Do you believe that plants can see, count, communicate, react to touch, and estimate time? David Attenborough’s book, The Private Life of Plants will make you into a believer. According to Attenborough, plants face many of the same basic problems as animals and solve them, but on a different time scale than animals. Through advances in film and video technology the behavior of plants can now be studied, and Attenborough presents some of the new ideas that have come out of these investigations giving a fresh look at the natural world from the point of view of plants.
The book is divided into six chapters each dealing with a different aspect of plant life; travelling, feeding and growing, flowering, social struggle, living together and surviving. In each chapter the author uses abundant examples from the common place to the usual to illustrate his points, provided a plethora of pictures throughout the book. Anyone that gardens knows that plants especially weeds travel, but did you know about the Mediterranean squirting cucumber that fills its seed-pods with liquid so that it can shoot out its seeds with such force that they travel up to 20 feet from where they start and grow new colonies? Animals and plants are closely associated in their pursuit of life and Attenborough explores many of these relationships. We learn how the leaf-folding caterpillar makes a safe dining-room for itself in the rainforests of Borneo by cutting the leaf to form a hinge that is used to fold part of the leaf over itself.
The photographs included in the chapters are incredible. We see the hawkmoth with its coiled tongue used to capture the nectar from the depths of a Madagascan orchid, a tiny arrow poison frog in a bromeliad, and fungal puff balls that are 30 pounds and 18” in diameter. Photographs of a honey possum on a giant banksia in West Australia and a thread of fungus capturing an eel worm illustrate the close relationships that exist between plants and animals.

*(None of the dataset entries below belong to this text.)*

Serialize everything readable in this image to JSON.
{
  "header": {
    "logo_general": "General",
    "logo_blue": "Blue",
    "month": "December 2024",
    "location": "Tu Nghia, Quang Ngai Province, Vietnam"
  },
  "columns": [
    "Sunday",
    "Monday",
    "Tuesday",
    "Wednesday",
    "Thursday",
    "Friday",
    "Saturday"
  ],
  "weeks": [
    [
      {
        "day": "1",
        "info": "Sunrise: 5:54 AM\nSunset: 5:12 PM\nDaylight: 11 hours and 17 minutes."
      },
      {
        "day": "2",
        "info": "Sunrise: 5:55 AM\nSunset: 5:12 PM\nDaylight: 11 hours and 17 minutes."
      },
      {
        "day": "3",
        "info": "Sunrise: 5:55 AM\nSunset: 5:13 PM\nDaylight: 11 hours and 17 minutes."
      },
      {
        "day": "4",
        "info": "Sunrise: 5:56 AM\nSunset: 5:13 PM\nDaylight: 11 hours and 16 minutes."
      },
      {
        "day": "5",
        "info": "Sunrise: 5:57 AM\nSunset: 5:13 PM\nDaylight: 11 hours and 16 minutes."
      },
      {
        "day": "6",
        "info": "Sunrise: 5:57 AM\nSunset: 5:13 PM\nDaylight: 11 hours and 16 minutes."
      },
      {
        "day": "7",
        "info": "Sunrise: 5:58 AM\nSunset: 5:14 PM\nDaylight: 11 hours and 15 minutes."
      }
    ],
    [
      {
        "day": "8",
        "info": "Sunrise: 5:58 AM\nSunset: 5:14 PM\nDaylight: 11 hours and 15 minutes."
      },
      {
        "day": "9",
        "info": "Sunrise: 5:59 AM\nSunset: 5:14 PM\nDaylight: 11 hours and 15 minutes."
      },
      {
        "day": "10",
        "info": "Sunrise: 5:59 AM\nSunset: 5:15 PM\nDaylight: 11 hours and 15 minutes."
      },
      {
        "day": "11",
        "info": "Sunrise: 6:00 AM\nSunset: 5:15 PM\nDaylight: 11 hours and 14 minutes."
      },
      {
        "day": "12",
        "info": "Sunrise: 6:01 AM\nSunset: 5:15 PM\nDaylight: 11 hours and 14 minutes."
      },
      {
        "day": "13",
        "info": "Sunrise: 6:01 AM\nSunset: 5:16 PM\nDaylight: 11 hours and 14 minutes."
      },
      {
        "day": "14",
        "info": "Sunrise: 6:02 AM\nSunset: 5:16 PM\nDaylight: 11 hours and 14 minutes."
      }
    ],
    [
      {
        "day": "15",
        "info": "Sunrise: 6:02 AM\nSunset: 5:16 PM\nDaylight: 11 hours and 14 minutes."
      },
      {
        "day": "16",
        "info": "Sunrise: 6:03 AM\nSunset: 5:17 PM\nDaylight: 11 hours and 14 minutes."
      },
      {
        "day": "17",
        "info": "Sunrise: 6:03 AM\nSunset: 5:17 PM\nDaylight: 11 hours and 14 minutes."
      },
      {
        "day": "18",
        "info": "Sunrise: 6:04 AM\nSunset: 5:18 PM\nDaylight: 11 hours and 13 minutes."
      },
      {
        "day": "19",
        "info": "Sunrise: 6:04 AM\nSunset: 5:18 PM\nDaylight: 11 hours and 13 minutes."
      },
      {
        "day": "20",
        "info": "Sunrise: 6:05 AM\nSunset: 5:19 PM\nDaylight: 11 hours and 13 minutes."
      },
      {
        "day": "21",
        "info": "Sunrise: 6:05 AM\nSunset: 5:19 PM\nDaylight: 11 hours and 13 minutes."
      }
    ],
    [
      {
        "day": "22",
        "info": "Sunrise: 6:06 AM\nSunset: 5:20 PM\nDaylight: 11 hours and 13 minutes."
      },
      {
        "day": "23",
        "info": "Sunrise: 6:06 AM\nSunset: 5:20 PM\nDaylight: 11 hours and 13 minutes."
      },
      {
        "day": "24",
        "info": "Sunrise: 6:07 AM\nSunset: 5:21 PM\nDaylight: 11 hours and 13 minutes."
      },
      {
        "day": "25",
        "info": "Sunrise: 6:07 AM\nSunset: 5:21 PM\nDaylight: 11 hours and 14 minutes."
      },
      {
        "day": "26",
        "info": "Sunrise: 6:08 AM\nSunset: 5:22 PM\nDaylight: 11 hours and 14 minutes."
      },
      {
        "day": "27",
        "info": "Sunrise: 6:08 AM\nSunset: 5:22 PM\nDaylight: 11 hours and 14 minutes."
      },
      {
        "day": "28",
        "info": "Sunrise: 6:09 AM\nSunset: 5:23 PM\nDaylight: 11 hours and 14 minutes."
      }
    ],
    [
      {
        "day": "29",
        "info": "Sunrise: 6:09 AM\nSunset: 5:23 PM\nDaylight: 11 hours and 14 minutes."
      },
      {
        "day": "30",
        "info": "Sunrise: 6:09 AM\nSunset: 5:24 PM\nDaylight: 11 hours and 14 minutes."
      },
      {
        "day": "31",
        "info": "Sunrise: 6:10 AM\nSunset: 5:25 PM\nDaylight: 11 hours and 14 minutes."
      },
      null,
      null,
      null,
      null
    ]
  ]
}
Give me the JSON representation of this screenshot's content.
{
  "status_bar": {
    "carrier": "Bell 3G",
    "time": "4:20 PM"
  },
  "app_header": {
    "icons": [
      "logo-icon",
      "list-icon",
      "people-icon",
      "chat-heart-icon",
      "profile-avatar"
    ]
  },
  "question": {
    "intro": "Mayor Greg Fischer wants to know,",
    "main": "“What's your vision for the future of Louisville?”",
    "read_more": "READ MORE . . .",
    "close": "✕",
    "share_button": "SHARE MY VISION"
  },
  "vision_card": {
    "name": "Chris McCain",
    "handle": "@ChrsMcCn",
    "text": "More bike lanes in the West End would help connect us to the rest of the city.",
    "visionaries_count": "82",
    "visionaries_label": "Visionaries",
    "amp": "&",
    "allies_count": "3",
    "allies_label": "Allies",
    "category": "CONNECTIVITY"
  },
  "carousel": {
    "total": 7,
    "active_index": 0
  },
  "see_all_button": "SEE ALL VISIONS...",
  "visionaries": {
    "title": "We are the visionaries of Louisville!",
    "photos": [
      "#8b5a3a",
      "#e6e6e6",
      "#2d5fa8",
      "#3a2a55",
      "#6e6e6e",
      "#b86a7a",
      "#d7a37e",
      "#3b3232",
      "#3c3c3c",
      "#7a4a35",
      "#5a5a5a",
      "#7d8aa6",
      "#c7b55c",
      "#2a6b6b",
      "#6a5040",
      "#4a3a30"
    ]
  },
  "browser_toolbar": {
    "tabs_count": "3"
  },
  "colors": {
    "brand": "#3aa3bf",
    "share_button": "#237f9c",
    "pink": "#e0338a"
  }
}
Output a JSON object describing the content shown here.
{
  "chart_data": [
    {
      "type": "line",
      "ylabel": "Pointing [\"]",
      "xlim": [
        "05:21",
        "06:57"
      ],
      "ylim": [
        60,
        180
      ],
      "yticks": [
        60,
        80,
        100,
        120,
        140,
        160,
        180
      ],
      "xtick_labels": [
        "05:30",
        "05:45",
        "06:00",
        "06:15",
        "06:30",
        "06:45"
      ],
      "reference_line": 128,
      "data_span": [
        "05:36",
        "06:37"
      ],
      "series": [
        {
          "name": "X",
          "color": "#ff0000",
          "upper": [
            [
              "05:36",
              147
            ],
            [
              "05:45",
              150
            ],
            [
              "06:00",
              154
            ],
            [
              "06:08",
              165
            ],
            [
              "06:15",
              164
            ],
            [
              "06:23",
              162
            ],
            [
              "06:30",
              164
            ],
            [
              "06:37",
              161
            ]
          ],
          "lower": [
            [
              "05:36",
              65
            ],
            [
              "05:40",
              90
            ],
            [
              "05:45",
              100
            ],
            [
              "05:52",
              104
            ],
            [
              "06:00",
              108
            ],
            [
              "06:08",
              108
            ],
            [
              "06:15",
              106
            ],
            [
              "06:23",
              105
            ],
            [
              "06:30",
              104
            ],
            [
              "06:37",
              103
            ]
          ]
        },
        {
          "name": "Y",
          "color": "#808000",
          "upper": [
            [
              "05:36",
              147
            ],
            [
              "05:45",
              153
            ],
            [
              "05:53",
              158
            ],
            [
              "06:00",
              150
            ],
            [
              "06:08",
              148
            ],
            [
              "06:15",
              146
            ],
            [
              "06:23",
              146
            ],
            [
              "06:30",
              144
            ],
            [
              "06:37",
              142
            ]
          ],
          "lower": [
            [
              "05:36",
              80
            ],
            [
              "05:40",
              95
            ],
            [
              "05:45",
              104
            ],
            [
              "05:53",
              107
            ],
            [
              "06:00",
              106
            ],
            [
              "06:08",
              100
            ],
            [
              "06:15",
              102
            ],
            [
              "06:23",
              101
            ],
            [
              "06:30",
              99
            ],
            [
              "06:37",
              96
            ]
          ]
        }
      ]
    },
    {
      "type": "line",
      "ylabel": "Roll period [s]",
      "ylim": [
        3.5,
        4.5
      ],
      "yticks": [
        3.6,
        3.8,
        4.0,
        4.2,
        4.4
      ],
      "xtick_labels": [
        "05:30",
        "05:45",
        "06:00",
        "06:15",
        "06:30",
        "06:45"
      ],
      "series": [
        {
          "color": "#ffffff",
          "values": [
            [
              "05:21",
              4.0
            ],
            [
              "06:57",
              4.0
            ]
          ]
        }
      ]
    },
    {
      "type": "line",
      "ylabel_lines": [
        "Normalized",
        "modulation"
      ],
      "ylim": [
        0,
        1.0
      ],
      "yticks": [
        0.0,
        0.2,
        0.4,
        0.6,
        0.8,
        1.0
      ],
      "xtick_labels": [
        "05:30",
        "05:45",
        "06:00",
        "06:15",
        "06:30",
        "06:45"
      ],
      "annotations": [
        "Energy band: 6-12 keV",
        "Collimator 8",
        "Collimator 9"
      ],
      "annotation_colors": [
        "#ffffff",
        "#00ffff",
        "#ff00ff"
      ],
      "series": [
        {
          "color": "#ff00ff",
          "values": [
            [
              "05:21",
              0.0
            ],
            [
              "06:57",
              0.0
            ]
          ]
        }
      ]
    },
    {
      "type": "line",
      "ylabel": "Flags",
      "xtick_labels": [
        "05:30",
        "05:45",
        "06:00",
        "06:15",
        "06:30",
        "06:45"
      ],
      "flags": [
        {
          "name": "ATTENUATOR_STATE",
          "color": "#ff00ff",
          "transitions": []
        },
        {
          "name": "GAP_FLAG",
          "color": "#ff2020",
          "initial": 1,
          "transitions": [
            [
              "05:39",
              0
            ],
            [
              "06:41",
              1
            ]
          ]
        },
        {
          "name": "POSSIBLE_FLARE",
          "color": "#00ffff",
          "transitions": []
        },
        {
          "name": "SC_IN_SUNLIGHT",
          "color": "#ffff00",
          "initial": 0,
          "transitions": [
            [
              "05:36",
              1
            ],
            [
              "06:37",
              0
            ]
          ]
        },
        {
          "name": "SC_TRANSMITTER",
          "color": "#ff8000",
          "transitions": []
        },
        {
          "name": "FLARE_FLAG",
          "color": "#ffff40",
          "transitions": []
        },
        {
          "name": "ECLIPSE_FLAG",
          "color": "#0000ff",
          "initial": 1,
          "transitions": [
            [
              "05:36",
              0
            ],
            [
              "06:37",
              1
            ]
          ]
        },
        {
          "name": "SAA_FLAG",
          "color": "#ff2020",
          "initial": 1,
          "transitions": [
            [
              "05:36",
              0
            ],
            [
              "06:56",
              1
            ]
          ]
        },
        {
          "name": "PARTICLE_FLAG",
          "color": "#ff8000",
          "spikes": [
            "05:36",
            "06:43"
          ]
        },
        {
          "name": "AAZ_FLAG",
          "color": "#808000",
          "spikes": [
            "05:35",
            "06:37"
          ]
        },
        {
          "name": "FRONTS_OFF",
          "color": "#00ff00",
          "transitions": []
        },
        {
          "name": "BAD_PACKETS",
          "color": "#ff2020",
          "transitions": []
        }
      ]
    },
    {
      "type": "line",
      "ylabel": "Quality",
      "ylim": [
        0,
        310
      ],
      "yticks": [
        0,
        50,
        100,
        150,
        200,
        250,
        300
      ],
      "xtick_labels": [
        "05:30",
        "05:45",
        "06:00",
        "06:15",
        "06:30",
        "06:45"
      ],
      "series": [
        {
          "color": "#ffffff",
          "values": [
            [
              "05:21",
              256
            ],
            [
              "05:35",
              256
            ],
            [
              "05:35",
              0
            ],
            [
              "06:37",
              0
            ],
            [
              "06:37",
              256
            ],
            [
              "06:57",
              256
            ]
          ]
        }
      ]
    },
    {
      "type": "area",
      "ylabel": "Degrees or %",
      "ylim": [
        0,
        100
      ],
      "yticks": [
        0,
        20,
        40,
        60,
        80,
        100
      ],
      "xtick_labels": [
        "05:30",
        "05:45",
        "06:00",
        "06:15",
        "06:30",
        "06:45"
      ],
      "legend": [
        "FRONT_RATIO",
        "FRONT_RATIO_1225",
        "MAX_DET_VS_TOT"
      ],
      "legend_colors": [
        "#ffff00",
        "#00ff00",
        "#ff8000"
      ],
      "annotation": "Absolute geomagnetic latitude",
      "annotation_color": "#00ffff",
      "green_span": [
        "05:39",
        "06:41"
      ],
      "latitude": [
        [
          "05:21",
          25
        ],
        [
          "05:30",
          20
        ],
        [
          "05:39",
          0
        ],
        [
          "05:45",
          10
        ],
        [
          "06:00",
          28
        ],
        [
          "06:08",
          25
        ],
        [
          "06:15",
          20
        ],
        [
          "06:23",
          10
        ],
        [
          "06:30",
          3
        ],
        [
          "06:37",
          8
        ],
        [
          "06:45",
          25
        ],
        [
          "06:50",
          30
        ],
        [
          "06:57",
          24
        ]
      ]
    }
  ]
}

If you want to see and understand the unique world of plants, Attenborough’s classic book is a wonderful way to start. First published in 1995 and based on the six part BBC program, it is written in a conversational style and uses no scientific jargon. Plant and animal names are simplified so that they are descriptive and meaningful, but more scientific names are available in the index for those that want them. The book includes so many unique examples with both photographs and text that there is something of interest to anyone who likes the natural world. This is the kind of book that would be a great resource for introducing children to the wonders of plants and animals.